Les Hoggar, divisés des Azdjer par la dépression de l'Igharghar ne comprennent que des tribus nobles et des serfs; ils sont très morcelés; leur centre est, dans le massif Hoggar, la région d'Idelès; ils furent les plus hostiles à la colonisation française. A l'Ouest, il s'est détaché de leur confédération un groupe établi dans le massif de l'Ahenet et formé de la tribu des Taïtoq, de celle des Tedjeké Nousidi et de dix-neuf tribus serves ou alliées; ils nomadisent au Sud jusqu'à Taodeni et au Sahel; les Azdjer et Hoggar ne dépassent guère au Sud-Est Asiou, qui forme, avec le point plus occidental de Timissao, la limite coutumière entre eux et les Touareg du Sud. 

Ceux-ci sont beaucoup plus nombreux.
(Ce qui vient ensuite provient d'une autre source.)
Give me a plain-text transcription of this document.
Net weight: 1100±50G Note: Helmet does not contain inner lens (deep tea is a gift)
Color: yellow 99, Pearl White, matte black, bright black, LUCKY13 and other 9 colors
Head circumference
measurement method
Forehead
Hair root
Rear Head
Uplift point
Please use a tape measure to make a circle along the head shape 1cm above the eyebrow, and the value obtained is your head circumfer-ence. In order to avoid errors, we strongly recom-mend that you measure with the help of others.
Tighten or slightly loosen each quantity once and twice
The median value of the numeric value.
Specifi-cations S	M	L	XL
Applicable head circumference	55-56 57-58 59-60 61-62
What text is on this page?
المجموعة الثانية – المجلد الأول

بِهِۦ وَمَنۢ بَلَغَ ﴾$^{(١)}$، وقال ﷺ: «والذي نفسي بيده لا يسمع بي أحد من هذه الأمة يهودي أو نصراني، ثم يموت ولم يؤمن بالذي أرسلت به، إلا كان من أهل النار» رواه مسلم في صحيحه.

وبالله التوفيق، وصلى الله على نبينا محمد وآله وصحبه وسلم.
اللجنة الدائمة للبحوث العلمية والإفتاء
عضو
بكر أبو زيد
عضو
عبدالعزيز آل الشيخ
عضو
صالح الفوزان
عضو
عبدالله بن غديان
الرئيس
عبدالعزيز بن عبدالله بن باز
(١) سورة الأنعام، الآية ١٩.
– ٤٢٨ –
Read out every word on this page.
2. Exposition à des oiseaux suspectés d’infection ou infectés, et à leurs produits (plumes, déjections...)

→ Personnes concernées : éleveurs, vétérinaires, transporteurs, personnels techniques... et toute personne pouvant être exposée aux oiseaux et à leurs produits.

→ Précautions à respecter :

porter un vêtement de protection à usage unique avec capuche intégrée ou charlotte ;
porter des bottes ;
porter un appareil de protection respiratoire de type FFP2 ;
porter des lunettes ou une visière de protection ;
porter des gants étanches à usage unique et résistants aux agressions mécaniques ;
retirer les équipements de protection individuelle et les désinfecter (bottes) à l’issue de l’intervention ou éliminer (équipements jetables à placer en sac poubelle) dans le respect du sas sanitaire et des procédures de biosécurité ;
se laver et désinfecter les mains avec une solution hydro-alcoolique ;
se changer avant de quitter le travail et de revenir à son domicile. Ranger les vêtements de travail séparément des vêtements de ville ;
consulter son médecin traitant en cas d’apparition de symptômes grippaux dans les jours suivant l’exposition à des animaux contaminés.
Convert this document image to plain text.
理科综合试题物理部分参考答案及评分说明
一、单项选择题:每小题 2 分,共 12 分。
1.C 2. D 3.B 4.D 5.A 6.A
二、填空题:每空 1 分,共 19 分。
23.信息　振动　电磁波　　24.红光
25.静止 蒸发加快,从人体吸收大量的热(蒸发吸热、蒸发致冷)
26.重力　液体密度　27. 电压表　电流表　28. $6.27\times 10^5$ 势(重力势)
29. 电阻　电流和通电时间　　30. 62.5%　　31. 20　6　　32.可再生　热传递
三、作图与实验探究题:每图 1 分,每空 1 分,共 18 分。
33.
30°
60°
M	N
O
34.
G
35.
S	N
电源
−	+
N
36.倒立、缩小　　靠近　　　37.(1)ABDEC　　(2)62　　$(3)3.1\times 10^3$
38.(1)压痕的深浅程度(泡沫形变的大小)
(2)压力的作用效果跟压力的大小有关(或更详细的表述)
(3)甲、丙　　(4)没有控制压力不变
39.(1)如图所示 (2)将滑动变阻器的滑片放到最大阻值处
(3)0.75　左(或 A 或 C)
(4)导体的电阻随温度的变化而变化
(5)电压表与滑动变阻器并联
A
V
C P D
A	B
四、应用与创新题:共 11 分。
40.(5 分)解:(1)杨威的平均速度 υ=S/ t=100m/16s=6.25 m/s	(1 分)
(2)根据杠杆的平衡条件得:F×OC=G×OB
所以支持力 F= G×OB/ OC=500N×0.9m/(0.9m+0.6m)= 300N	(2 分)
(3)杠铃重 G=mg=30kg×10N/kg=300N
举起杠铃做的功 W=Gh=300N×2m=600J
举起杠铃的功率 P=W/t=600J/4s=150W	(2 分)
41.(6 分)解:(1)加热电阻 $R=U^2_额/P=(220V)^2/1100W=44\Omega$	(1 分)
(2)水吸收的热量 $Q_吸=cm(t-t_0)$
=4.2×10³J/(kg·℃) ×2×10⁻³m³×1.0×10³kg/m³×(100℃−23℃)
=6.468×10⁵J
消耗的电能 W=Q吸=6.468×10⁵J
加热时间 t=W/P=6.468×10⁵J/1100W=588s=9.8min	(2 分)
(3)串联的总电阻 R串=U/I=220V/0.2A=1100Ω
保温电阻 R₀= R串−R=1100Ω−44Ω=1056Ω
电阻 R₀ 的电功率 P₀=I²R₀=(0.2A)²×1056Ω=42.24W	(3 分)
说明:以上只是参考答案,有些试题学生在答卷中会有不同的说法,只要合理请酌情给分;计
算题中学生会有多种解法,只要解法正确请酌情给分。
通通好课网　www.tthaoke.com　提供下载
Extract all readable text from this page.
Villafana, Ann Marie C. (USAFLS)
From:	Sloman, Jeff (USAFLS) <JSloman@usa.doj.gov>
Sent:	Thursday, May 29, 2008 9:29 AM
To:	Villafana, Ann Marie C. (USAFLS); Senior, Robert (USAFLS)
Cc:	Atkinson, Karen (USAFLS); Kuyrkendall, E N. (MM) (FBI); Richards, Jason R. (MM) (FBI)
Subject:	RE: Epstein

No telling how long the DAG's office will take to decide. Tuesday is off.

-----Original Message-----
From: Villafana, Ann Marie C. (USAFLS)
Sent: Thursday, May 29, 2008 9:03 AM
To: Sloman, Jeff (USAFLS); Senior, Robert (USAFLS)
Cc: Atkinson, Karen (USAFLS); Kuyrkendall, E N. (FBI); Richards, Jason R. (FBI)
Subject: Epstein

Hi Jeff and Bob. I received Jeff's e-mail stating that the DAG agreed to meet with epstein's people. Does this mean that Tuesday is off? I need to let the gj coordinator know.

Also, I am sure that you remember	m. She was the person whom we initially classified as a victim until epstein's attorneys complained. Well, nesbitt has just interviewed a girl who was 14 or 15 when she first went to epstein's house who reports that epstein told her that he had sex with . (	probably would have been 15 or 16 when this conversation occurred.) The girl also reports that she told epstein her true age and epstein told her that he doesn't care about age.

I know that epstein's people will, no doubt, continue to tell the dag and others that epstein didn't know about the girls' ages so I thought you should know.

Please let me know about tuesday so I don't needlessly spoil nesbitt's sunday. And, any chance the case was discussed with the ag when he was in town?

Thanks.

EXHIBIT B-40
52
Les Keloui sont à l'Est, les Aouelimmiden à l'Ouest. Les Keloui vivent dans l'oasis d'Aïr et se rattachent aux Aouraghen; ils sont presque sédentaires, habitent des petites cabanes rondes en pierres brutes, couvertes en chaume, et non des tentes; ils ont enlevé l'oasis aux Noirs et se sont métissés avec eux. Au Sud de l'Aïr est le groupe des Kel-Guérès et des Itissan, tribus refoulées par les Keloui (ce sont des cavaliers, à la différence des Touareg précédents qui ne montent guère qu'à dos de chameau). Les Aouelimmiden, dont la forteresse naturelle est le massif de l'Adrar oriental, ont été les plus puissants des Touareg, ils étaient maîtres de tout le coude du Niger et s'étendaient bien au Sud du fleuve, lorsque les Français ont conquis ces régions (La conquêtre française du Soudan). On les rattache à la grande nation berbère des Lemta; venus de l'Ouest, ils auraient refoulé les Tademekkés et abattu le Royaume songhaï. Ils sont sous l'influence maraboutique des Bekkaya de Tombouctou, se divisent en nobles et imrhad et vivent traditionnellement sous la tente.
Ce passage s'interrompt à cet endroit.